Chargé d'affaires of Mexico to the United States (ad interim)
- In office 10 September 1828 – February 1830
- President: Pablo Obregón
- Preceded by: José María Tornel
- In office 6 June 1831 – 31 December 1833
- Preceded by: José María Tornel
- Succeeded by: Joaquín María del Castillo y Lanzas

= José María Montoya =

Mexican diplomat

Jose María Montoya was a Mexican diplomat who served twice as ad interim chargé d'affaires of Mexico to the United States of America (1828–1830 and 1831–1833).

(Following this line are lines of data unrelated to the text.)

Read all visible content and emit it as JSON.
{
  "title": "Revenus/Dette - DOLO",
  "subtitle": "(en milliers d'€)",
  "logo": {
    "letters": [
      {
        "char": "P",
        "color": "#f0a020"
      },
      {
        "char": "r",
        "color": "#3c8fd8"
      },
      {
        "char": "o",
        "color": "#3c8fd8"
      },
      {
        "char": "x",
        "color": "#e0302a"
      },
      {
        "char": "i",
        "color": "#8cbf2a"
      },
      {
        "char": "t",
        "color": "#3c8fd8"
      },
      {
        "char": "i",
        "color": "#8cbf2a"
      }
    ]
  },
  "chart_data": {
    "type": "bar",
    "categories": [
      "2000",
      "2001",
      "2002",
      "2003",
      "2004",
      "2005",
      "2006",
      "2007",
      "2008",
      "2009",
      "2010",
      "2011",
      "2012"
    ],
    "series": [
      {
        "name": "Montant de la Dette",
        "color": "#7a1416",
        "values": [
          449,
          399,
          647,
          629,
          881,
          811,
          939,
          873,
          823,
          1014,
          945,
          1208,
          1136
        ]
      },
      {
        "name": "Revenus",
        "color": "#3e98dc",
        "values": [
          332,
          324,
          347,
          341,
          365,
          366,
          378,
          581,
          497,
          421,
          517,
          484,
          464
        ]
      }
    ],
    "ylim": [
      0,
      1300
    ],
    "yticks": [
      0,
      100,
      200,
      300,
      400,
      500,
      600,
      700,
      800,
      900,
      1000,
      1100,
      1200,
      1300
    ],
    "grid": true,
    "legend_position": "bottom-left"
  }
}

During his first stint as chargé d'affaires, Montoya substituted Envoy Pablo Obregón, a former colonel in the Army of the Three Guarantees who committed suicide at the embassy in August 1828.

From February 1830 to June 1831, he was substituted by José María Tornel, who served several times as secretary of War in the cabinet of Antonio López de Santa Anna. When Tornel returned to Mexico, Montoya was reappointed as chargé and held the post until 31 December 1833, when he was substituted by Joaquín María del Castillo y Lanzas.

Montoya kept working at the embassy as trade commissioner (in encargado de negocios), and was substituted in that post by the ephemeral Mexican emperor, Agustín de Iturbide.